-
Halo, dzieci, słyszycie mnie? – pan Weroński nieugięcie starał się uspokoić
klasę. Jednak uczniowie, siadając już na swoich stałych miejscach, byli zbytnio
zaciekawieni wiadomością od wychowawcy.
-
Słuchajcie, może to będzie jakaś wycieczka do SPA? Albo do centrum mody w
Paryżu? – Sera z podnieceniem zaczęła swoją wypowiedź – Mój tato kupił mi kupon
na rok, na zniżkę o 50% dla każdej kuracji. A dzisiaj obiecał…
-
Sera, ogarnij się, nikt nie chce słuchać o twoich planach. W ogóle wszyscy
bądźcie cicho, to może dowiecie się, gdzie jedziemy – rudowłosa Lucy szybko
przerwała Blondi, ponieważ tak samo jak i reszta chciała się dowiedzieć czegoś
więcej.
Natychmiast
w Sali rozległa się cisza. No, jeżeli ciszą można nazwać szepty pozostałych
uczniów i kilka lekkich stuknięć ręki pana Werońskiego o blat biurka. Mężczyzna
poprawił zręcznie okulary spadające mu ciągle z nosa, usiadł na swoim fotelu i
zaczął mówić.
-
Za tydzień pojedziemy do pięknego kraju, a mianowicie na Węgry. Nie mam pojęciaczy
wiecie, ale niedawno odrestaurowano zamek Elżbiety Batory. Tak, tak tej samej,
o której było zadanie z poprzedniego działu.
-
Proszę pana! To ta babka, która zabijała młode laski i była ześwirowana? –
klasowy przygłup musiał oczywiście zadać to pytanie.
-
Augeniuszu, nie do końca Elżbieta była ześwirowana. Może lekko…tak, może lekko
jej umysł sprawiaj problemy, ale to i tak dłuższy temat do rozmów. A wracając
do tematu wycieczki, to wyruszymy do tego samego zamku Elżbiety Batory.

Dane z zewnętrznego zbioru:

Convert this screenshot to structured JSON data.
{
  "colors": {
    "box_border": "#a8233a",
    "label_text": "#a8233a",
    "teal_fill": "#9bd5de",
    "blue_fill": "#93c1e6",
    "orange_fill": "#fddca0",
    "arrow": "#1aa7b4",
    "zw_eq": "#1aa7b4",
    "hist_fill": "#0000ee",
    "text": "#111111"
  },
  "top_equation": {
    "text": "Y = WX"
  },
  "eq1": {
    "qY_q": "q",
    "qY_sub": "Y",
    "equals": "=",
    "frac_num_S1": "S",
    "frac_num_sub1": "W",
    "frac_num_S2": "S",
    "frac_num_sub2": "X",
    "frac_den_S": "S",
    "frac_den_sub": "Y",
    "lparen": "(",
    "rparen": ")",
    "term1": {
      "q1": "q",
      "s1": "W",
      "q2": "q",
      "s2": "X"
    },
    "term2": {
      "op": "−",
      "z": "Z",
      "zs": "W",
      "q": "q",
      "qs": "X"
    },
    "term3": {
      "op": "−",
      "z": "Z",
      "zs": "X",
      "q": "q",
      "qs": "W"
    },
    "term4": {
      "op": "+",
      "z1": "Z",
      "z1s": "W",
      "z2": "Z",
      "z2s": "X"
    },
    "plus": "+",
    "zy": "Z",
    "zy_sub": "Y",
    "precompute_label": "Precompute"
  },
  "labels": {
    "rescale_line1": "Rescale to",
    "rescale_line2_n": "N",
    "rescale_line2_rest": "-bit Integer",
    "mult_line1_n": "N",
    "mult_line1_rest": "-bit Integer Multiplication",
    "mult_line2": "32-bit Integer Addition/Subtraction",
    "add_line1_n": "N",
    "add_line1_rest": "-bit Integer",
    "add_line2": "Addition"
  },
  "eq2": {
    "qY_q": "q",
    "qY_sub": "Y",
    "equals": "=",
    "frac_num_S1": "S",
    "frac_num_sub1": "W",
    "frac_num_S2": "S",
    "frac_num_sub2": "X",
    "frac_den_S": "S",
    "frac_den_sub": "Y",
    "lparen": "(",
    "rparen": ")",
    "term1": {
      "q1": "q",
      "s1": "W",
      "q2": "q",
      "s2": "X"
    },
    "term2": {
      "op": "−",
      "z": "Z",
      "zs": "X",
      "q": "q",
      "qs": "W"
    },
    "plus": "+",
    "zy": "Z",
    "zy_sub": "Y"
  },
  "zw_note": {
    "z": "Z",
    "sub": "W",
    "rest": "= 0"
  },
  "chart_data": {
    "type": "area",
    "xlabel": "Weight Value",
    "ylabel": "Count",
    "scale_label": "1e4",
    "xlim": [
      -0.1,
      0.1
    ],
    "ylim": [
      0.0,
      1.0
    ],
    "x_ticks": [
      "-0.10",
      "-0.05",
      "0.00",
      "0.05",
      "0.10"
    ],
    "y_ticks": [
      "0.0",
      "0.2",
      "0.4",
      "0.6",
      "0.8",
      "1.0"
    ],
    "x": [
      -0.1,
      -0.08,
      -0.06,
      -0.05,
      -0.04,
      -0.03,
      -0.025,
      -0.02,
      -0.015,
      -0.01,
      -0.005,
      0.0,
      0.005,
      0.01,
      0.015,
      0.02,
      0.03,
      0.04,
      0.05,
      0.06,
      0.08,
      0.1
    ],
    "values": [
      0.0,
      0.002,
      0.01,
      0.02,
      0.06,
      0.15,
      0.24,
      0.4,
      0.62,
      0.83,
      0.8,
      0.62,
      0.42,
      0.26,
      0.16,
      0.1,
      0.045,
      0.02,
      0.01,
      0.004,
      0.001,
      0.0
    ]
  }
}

Aktualnie odnaleziono potomka rodziny Batory. Dowiedziano się niedawno o tym
fakcie, ponieważ z badań wynikło, że owa kobieta miała romans z wieśniakiem i
zaszła z nim w ciążę.
-
Ha! Musiała się puszczać! – Seweryn z uśmieszkiem wypowiadając te słowa,
skierował głowę w stronę Sery, a ta, niczym nie wzruszona, dalej bawiła się
komórką.
-
Sewerynie! Trochę powagi. Ehhm.. Jak już mówiłem, odnaleziono potomka, zamek
został odrestaurowany-raj dla poszukiwacza przygód. Tym bardziej, że przysłali
wiadomość o możliwości zwiedzania i zamieszkania tam przez pewien okres czasu.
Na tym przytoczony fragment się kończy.